- Directed by: Louis J. Gasnier
- Written by: Louis J. Gasnier; Léopold Marchand; Marcel Pagnol (play);
- Produced by: Marcel Pagnol
- Starring: Louis Jouvet; Simone Héliard; Marcel Vallée;
- Cinematography: Fred Langenfeld
- Production company: Les Films Paramount
- Distributed by: Les Films Paramount
- Release date: 6 January 1933;
- Running time: 103 minutes
- Country: France
- Language: French

= Topaze (1933 French film) =

1933 film

Topaze is a 1933 French comedy film directed by Louis J. Gasnier and starring Louis Jouvet, Simone Héliard and Marcel Vallée. It is based on the 1928 play Topaze by Marcel Pagnol. The same year, an American version of the play Topaze was released, starring John Barrymore. In 1936, Pagnol himself remade the film in France.
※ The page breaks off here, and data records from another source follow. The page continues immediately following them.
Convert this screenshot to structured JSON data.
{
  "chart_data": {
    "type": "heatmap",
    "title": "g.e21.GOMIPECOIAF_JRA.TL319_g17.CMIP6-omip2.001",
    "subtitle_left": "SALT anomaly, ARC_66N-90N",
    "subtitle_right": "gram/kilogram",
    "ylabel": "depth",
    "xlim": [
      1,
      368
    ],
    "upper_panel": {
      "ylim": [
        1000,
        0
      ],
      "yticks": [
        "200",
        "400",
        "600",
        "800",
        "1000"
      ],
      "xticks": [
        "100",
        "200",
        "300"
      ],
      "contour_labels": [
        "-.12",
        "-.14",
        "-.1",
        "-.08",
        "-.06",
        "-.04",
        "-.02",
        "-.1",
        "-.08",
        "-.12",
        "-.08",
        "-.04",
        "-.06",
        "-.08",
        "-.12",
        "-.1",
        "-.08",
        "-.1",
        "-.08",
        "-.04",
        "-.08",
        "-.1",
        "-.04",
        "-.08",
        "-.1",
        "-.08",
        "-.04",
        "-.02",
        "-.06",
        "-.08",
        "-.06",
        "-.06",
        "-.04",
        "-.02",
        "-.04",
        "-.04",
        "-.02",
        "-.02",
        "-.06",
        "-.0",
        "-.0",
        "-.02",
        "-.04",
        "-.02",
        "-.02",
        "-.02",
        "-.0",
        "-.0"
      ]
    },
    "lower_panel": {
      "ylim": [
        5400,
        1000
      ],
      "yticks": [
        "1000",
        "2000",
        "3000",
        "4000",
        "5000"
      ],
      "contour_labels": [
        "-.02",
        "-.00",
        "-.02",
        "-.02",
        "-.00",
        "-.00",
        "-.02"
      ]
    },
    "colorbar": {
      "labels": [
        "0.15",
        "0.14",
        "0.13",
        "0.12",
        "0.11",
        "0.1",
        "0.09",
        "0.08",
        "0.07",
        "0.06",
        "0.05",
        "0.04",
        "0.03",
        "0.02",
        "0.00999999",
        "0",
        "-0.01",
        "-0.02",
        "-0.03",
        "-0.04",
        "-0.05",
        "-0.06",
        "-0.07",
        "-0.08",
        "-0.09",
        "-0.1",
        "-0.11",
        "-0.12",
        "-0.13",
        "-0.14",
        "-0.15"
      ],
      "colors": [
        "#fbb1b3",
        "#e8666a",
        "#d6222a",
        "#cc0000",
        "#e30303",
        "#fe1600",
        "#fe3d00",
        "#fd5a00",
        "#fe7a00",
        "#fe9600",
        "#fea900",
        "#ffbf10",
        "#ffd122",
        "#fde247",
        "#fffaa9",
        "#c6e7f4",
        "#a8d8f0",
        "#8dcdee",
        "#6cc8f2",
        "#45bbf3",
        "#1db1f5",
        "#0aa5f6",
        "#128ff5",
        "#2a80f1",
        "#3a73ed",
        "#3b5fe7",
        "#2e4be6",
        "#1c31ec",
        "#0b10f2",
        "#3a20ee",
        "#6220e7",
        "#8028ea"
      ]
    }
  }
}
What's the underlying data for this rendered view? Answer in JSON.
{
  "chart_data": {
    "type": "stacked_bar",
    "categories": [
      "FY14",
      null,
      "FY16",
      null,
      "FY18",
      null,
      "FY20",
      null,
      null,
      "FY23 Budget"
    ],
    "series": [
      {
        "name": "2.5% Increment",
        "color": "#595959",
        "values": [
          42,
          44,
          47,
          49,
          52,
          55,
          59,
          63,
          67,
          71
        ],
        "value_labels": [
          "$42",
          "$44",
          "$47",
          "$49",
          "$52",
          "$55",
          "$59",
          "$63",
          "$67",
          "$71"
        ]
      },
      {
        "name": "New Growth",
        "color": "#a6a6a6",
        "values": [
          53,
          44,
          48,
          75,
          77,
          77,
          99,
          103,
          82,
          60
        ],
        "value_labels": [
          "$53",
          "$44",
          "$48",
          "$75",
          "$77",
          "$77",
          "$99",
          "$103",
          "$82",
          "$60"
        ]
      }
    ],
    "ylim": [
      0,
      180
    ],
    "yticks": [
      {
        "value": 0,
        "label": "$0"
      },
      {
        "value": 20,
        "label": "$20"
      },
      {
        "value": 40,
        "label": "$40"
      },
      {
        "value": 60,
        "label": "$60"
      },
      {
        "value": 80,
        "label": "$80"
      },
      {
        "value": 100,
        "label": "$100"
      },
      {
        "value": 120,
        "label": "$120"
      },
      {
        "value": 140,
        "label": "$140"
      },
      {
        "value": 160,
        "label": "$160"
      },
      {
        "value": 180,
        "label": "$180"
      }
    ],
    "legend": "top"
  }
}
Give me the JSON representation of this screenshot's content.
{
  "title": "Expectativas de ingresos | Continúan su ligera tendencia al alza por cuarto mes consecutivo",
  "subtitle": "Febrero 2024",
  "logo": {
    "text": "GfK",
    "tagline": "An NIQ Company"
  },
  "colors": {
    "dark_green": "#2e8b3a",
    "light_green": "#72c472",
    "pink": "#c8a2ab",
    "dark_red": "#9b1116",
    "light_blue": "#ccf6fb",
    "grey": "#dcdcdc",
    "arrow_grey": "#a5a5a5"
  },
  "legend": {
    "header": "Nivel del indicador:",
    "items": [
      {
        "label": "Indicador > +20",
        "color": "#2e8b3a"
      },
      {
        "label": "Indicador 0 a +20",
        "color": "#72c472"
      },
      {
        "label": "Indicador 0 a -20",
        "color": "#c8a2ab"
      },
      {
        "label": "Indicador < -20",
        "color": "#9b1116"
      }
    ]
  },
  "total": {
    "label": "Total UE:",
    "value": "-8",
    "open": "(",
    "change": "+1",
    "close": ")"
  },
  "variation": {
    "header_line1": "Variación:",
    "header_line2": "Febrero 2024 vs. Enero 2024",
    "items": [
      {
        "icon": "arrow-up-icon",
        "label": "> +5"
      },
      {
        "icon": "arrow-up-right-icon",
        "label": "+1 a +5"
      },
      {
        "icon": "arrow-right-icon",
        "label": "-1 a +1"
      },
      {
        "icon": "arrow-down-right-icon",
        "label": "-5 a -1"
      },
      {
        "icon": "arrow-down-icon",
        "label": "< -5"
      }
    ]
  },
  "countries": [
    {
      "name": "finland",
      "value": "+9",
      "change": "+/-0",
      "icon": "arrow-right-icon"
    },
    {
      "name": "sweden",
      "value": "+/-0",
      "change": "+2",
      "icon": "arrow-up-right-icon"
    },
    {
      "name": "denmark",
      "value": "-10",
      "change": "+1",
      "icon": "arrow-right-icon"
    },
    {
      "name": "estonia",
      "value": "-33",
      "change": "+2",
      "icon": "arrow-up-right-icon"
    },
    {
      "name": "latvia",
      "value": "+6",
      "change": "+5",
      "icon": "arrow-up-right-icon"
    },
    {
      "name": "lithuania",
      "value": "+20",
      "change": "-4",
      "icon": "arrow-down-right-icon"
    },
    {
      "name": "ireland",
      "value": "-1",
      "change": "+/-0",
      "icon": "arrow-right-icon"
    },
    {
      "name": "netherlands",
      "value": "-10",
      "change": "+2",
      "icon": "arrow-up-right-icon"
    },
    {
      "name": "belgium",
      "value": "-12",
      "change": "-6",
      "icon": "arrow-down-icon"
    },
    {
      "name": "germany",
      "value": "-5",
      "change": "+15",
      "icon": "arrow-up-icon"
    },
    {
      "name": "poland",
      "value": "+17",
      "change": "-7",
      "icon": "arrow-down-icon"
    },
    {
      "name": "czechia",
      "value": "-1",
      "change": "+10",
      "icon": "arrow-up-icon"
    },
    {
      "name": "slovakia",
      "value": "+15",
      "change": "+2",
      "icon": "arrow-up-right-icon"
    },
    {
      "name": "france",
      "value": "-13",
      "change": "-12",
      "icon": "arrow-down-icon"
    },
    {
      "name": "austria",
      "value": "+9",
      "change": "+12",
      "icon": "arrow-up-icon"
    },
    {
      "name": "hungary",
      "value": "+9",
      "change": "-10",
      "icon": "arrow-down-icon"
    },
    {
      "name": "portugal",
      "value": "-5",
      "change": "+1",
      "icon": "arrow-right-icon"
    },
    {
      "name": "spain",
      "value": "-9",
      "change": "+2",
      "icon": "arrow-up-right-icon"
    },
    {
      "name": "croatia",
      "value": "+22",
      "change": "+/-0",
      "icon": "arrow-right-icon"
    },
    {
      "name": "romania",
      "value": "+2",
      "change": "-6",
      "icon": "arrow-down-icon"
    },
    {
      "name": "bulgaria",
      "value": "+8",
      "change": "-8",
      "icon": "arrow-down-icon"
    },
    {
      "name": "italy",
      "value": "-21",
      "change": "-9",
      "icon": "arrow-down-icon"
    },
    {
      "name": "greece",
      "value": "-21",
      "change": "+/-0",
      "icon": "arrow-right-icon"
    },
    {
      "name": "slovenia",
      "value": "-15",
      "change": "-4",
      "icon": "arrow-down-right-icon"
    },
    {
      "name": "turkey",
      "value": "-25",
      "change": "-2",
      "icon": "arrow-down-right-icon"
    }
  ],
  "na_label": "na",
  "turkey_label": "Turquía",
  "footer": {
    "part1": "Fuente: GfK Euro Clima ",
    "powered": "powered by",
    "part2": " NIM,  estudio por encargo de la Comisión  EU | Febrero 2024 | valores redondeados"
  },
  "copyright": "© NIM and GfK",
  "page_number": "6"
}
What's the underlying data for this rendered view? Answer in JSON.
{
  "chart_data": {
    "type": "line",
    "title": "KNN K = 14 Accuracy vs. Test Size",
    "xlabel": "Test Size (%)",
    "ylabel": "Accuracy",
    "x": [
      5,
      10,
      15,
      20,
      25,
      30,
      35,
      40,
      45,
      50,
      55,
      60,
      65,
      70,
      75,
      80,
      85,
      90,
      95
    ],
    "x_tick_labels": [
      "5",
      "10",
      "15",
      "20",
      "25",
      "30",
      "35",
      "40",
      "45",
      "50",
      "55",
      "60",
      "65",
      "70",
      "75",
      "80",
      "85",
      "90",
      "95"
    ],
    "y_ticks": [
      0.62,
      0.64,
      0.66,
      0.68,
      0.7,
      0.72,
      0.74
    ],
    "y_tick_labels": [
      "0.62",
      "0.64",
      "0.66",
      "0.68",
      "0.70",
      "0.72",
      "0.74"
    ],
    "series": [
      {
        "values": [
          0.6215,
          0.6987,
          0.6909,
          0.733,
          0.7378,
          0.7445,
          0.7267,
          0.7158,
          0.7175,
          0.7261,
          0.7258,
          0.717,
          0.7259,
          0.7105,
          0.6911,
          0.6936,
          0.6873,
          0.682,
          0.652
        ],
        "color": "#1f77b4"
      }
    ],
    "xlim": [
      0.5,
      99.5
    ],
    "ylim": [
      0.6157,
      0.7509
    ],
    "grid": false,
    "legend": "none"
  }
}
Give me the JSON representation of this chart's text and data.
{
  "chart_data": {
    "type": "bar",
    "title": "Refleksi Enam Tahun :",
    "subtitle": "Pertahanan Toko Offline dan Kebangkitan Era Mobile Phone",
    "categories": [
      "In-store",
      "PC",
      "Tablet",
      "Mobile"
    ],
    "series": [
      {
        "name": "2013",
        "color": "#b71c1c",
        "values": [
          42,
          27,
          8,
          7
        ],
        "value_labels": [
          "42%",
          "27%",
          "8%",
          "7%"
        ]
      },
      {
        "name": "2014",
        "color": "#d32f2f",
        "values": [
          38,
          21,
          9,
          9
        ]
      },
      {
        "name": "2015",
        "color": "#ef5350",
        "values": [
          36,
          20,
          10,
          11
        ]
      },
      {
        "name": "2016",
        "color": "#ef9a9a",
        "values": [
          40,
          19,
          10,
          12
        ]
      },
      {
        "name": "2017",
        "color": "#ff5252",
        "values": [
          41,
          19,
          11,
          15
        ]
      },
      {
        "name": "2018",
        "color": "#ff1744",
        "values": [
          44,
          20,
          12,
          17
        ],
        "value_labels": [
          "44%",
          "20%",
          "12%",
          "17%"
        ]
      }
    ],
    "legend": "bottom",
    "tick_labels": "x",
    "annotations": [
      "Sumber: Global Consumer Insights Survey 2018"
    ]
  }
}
It was made at the Joinville Studios in Paris by the French subsidiary of Paramount Pictures. The film's sets were designed by the art director René Renoux.

==Synopsis==
An earnest schoolteacher who teaches his pupils that honesty is the best policy eventually changes his mind when confronted with the corruption of the business world.

==Cast==
- Louis Jouvet as Albert Topaze
- Simone Héliard as Ernestine
- Marcel Vallée as Muche
- Jane Loury as Baronne Pitart Vergolles
- Maurice Rémy as Roger de Tréville
- Pierre Larquey as Tamise
- Edwige Feuillère as Suzy Courtois
- Camille Beuve as Le mâitre-chanteur
- Henri Vilbert as Un agent de police
- Micheline Bernard
- Jacqueline Delubac
- Raymonde Debrennes

==Bibliography==
- Goble, Alan. The Complete Index to Literary Sources in Film. Walter de Gruyter, 1999.